C’est en tout cas ce qui ressort de la réunion de Vienne, où les Ministres des Affaires étrangères de cinq pays signataires du pacte de 2015 sur le nucléaire iranien se sont retrouvés en début de mois pour tenter de sauver l’accord.

Accord nucléaire iranien : objectifs de Londres, Paris et Berlin
  • Soutien aux exportations de pétrole iranien
  • Préservation et maintien de canaux financiers efficaces avec l’Iran
  • Poursuite des communications maritimes, terrestres, aériennes et ferroviaires
  • Promotion de la couverture du crédit à l’exportation
  • Soutien clair et efficace aux opérateurs économiques qui commercent avec l’Iran
  • Encouragement de nouveaux investissements en Iran
  • Protection des opérateurs économiques pour leurs investissements et autres activités financières en Iran

Réunion à Vienne pour sauver l’accord

La France, la Grande-Bretagne, la Chine, la Russie et l’Allemagne ont réuni leurs Ministres des Affaires étrangères à Vienne afin de discuter de l’accord de 2015 sur le nucléaire iranien.

Selon le communiqué commun, la réunion s’est déroulée “dans une atmosphère constructive et de confiance” et a abouti à la publication d’une liste de onze objectifs dont les but est officiellement de “fournir des solutions pratiques afin de maintenir la normalisation des relations commerciales et économiques avec l’Iran”.

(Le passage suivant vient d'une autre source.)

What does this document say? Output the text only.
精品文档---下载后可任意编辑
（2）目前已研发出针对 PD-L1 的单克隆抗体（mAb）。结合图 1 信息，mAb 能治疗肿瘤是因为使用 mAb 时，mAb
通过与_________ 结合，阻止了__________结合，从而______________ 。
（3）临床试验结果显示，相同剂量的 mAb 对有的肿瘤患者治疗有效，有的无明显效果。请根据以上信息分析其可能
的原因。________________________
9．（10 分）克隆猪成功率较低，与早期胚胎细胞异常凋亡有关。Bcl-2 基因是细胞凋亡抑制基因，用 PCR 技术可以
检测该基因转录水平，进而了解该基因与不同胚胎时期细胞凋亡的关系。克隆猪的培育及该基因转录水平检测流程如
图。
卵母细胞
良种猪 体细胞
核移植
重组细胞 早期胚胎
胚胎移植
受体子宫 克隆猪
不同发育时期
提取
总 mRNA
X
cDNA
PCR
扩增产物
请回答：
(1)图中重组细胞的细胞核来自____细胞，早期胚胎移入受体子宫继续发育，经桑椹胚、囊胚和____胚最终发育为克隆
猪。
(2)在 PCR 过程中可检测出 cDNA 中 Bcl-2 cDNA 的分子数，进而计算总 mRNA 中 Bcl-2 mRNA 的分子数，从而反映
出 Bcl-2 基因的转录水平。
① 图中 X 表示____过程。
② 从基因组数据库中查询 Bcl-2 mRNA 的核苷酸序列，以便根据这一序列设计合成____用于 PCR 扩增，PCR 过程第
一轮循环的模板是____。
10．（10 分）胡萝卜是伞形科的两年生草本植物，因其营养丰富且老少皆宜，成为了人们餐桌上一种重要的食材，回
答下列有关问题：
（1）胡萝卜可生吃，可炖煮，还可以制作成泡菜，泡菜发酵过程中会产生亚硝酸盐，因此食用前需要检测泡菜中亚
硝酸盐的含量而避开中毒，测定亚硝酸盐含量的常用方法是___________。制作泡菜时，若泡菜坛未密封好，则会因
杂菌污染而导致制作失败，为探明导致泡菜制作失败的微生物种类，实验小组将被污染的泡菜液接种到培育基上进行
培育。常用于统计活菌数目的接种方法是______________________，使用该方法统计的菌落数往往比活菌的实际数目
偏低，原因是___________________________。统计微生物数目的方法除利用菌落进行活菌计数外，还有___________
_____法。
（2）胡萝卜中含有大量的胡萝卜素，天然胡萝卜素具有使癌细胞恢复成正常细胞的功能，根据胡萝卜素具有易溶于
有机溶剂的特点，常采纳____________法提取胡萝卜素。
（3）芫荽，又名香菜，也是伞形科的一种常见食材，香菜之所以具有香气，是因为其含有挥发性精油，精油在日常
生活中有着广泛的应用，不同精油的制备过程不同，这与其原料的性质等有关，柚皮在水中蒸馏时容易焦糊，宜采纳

Londres, Paris et Berlin se sont engagées à prendre des mesures pour résister aux États-Unis et respecter l’accord de Vienne, afin que l’Iran puisse continuer à exporter son pétrole et son gaz. L’accord signé en 2015 avait été dénoncé par l’administration Trump en mai 2018 qui avait rétabli les sanctions contre le pays. Suite à cela, Téhéran avait demandé aux membres restants de compenser les effets de ces sanctions.

Aucune avancée concrète

Malgré trois heures de discussion, aucune avancée concrète n’a été constatée et les six pays ont convenu de poursuivre les négociations. Certes, 11 objectifs ont été fixés pour sauver l’accord de Vienne, mais aucun moyen concret n’a été déterminé pour relever ce défi.

Selon le Président iranien Hassan Rohani, les mesures proposées par les européens seraient insuffisantes. Ce fut le première réunion de ce genre depuis le retrait américain. Lors de ce retrait, les États-Unis avaient menacé de pénaliser les pays continuant à importer le pétrole iranien après le 4 novembre 2018.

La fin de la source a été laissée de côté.